José
Batista Guimarães, filho do saudoso Delzir Batista sempre foi um gozador nato.
Conhecido como Zé do Delzir, em certa quadra da vida dizia que dali por diante
seria somente Zé. Segundo ele, comprara a parte do pai.
Éramos
vizinhos na rua Direita. O pai, tinha uma fazenda lá pelos lados de Itatiaiuçu.
Terra de minério, ruim de cultivo. No entanto, tratavam a gleba com todo
carinho. Dava prejuízo.
Certa
feita resolvera " terracear" uma encosta para plantar laranjas. Contrataram
um trator de uma firma memorável. Os proprietários: Aldo
"preto"Chaves, Plauto "escorpião"Machado e o Inacinho. Três
sócios exemplares. Sem reparos.
Aprontados
os terraços e prontas as covas, chegara a hora de plantar as mudas. Coisa fina,
vindas de Lavras, compradas na Escola de Agronomia. Eu estava
"flanando" quando Zé do Delzir me convidou. Ir com ele na Vila
Mozart, acertar com dois conhecidos para plantarem as mudas na fazenda.
O
primeiro deles, de nome Viriato, amigo dos Batista, acertou tudo com o Zé, que
disse-lhe com seriedade: " Viriato, lá tem serviço pra uma semana. Você
ficará hospedado por lá. Basta levar umas duas mudas de roupa. Tem cama e
comida. Vou " palavrar" alguém para lhe ajudar. Você não o conhece.

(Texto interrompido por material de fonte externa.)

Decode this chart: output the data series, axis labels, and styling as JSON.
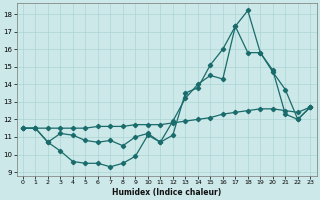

Trata-se do Fidélis, homem bom de serviço e compadre do meu pai. Gente boa. Só
tem um senão: é surdo que nem uma porta de braúna, quando você conversar com
ele, fale bem alto.
Isso
feito, fomos a procura do Fidélis que morava na Vila Padre Eustáquio. Mesma
conversa travada com o Viriato. No final, a advertência: estou levando para te
ajudar lá, o Viriato. Homem sério e trabalhador. Só tem um reparo: é surdo que
nem um teju. Quando, falar com ele, grite bem alto para ele ouvir.
No
dia seguinte cedo, apanhamos os pseudo-surdos
bem cedo. Aboletados na carroceria da caminhonete, travaram conhecimento por meio
de uma gritaria infernal. Da cidade até a fazenda. Trocaram de roupa, apanharam
os apetrechos para a lida e continuaram o berreiro. Afinal, para todos efeitos,
eram surdos.
A
"latomia" continuou por
todo o dia. Da casa da fazenda, ouvíamos claramente o berreiro. O serviço rendia, os homens ficaram roucos e de
cabeça doendo, tamanha era a gritaria. Na hora do jantar, pudemos constatar que
os dois trabalhadores estavam à beira de um ataque. Caras fechadas. Não queriam
conversa.
À
mesa, infelizmente, tiveram de gritar um para o outro. " Me passa a carne,
disse o Viriato"
"Já
vai, retrucou o Fidélis". Aproveita e me passa o arroz. Gritos para pedir
o feijão, o angu e o guisado. Zé do Delzir com as bochechas infladas para não
gargalhar. Por fim, com os tímpanos a estourar, o Viriato virou-se para o
Fidélis e gritou: " para com esse berreiro. Eu não surdo não, seu filho da
mãe. Ao que o Fidélis retrucou de pronto: " e nem eu, seu f.d.p....
Foi
a senha para os dois homens se atracarem. Com muito custo, e a intercessão de
Delzir Batista, os dois trabalhadores se acalmaram. O Zé ria a mais não poder.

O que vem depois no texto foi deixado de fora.